Payday Loans Banned in New AdWords Policy
Earlier in May Google announced a new AdWords Policy on lending products that specifically targets “Payday Loans”. This ruling that will be put into action on July 13th 2016 will see a ban on payday loan ads where the repayment is due within 60 days of issue. In America they are also imposing a ban on any loan with an APR of 36% or higher. Some people may wonder whether this ruling is through a genuine concern for the vulnerable or could it perhaps be an act to boost their public image that has been dented through recent tax controversies? It has not been easy for the search giant to shake this, especially through the now popular “Google Tax” term.
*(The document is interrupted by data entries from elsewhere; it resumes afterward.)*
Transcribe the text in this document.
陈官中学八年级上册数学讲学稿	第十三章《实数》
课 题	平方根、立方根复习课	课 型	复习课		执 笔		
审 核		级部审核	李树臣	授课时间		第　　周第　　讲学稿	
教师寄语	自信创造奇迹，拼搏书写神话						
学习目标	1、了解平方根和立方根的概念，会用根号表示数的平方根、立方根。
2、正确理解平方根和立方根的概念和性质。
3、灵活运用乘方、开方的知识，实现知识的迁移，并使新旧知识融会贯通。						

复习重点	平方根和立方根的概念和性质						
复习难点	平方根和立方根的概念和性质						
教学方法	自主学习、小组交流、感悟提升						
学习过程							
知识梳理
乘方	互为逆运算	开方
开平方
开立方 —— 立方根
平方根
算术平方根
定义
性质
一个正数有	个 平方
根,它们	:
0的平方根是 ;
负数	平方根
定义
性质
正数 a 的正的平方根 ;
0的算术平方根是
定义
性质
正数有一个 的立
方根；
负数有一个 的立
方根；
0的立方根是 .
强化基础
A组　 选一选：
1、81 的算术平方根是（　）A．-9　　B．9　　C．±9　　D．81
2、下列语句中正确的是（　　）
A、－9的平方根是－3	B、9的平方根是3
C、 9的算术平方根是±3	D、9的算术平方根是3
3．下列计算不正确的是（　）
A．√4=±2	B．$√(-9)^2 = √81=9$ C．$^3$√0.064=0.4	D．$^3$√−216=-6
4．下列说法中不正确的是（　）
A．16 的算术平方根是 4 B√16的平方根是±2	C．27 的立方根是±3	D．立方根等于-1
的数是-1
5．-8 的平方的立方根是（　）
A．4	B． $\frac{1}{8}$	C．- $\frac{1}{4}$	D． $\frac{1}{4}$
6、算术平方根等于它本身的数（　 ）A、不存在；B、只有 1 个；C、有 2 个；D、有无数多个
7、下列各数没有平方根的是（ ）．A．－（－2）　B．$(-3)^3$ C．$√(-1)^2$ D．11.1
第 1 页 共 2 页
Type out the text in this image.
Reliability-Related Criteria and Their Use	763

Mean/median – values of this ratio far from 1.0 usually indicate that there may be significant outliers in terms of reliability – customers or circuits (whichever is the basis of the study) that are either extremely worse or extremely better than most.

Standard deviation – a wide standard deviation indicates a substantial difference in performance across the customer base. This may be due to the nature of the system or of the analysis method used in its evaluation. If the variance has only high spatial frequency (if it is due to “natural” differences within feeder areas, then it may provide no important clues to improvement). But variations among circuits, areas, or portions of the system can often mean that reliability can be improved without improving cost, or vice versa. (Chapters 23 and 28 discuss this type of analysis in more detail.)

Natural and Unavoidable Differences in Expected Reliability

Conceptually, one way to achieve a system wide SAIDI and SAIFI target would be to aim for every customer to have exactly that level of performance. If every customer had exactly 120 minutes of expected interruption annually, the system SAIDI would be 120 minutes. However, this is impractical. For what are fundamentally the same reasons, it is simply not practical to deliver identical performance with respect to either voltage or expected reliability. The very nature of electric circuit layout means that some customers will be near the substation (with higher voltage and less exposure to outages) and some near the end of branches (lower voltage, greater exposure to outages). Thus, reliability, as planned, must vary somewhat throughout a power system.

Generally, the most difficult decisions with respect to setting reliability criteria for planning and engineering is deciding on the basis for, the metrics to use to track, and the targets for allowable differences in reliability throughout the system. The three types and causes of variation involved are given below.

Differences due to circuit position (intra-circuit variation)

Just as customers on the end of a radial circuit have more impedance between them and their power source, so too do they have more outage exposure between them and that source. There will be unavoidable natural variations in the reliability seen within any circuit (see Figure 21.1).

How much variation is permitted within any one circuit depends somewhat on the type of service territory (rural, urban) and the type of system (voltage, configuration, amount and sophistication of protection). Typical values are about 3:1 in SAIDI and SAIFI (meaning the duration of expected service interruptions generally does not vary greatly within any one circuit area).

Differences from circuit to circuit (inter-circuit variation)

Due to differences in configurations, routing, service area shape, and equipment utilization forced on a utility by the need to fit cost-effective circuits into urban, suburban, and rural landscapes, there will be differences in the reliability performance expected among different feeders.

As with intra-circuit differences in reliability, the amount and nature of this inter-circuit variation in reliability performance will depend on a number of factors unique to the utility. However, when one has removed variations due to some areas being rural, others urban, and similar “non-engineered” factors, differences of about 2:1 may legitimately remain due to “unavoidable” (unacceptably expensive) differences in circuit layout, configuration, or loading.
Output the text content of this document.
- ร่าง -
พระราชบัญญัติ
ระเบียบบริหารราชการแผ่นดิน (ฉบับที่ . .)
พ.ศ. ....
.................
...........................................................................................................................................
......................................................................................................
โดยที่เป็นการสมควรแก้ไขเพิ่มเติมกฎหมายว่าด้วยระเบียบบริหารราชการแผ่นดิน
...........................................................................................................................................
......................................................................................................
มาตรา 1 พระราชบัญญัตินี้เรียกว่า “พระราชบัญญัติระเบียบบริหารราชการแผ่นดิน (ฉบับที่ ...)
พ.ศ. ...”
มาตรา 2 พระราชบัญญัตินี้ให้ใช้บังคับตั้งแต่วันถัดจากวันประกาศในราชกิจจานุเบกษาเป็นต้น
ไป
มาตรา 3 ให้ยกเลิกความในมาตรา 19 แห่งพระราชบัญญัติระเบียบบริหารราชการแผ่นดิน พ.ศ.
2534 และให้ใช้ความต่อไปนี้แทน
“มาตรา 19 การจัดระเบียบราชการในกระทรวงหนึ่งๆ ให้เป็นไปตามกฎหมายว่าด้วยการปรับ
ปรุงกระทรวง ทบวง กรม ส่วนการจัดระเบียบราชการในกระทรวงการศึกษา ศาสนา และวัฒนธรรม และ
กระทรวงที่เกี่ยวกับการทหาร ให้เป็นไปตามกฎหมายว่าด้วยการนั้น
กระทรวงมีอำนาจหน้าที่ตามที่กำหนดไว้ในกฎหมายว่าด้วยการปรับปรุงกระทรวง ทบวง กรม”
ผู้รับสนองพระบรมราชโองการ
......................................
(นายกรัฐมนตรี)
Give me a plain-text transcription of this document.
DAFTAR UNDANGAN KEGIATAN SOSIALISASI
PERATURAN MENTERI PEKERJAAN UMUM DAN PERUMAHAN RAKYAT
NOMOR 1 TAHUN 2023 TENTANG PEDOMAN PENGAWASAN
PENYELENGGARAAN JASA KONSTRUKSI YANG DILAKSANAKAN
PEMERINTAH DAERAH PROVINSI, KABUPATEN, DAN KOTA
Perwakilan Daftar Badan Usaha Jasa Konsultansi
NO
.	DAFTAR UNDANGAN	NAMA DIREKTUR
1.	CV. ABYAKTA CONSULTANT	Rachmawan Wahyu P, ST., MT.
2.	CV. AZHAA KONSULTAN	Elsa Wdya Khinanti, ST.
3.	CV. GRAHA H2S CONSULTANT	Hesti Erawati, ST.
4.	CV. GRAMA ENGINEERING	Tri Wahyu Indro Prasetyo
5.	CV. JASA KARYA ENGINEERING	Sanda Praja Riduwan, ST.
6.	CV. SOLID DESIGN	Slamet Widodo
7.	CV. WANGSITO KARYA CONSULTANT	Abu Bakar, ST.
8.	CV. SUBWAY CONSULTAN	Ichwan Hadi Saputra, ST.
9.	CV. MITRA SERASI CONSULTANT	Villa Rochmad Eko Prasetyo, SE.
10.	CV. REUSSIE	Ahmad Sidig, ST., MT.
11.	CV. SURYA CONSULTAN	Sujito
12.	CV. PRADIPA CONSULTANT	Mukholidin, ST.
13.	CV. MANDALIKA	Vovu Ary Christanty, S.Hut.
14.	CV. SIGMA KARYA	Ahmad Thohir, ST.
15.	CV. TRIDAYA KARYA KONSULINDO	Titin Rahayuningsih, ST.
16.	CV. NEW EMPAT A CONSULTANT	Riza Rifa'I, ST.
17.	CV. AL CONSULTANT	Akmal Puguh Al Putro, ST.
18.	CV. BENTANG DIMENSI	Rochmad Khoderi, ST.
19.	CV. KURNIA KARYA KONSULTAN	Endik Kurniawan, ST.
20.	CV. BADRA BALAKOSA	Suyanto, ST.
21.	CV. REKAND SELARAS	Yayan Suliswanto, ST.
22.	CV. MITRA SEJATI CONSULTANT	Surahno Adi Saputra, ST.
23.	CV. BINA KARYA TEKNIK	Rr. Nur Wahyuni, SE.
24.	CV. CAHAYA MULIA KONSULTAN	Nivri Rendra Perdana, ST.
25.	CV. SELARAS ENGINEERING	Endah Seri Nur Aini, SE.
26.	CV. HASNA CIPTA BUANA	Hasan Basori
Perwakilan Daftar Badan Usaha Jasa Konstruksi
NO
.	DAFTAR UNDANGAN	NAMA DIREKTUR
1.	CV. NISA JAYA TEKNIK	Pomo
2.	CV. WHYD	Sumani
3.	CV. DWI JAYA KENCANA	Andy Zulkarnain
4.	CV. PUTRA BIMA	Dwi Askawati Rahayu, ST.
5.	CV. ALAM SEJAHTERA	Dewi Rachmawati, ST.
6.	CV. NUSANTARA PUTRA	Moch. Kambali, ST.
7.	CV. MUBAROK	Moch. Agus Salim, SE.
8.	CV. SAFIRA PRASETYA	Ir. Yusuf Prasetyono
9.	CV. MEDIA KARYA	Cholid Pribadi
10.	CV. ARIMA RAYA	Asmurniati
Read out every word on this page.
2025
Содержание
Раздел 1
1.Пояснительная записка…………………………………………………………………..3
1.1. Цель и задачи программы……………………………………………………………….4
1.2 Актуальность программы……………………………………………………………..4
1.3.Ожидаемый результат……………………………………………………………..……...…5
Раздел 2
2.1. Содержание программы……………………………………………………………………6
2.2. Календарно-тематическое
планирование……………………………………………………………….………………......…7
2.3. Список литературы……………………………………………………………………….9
This in itself is unfair since it’s pretty difficult to name a single major brand that doesn’t head offshore. Google’s new stance may have naturally been inspired by that of Facebook who have already imposed blocks. The impact of this policy when it arrives this summer is actually not as severe as it may initially come across. Many payday lenders had adapted their services to longer term instalment products in early 2015 as a result of industry capping. It is not clear at this time if a lender that offers say between 1 and 6 months will see a rejection based on 1 or 2 months being selectable. We assume targeting 3 months+ should be fine.
Even if changes do have to be made to become compliant, direct providers could just do what Sunny does. Their shorter instalment product is set at 6 months, but they specifically state that you can just settle after a month. Google would be expected to allow companies to still bid on payday themed terms as the search volume is incredibly high, with lots of money on the table. This change is expected to be beneficial towards the majors such as QuickQuid and Wonga. It’ll now be more difficult for most other lenders to generate business and maximum brand exposure, whilst the Wongas of this world can afford the luxury of advertising their brands on our TV screens.
Is it unfair that the payday loans niche has again been targeted? Due to interest capping these days, bank overdrafts can be more expensive. Subprime lending products in the doorstep and logbook loan sectors can cause just as many problems. Doorstep lenders open their acceptance to people on low wages who can end up being locked up in contracts for years. Logbook agreements are secured that means that the lender has the right to come and take away your vehicle when you don’t pay. The point being that all high cost lending products can be just as problematic as each other. Why pick on one such sector and why is it that gambling companies are treated so differently?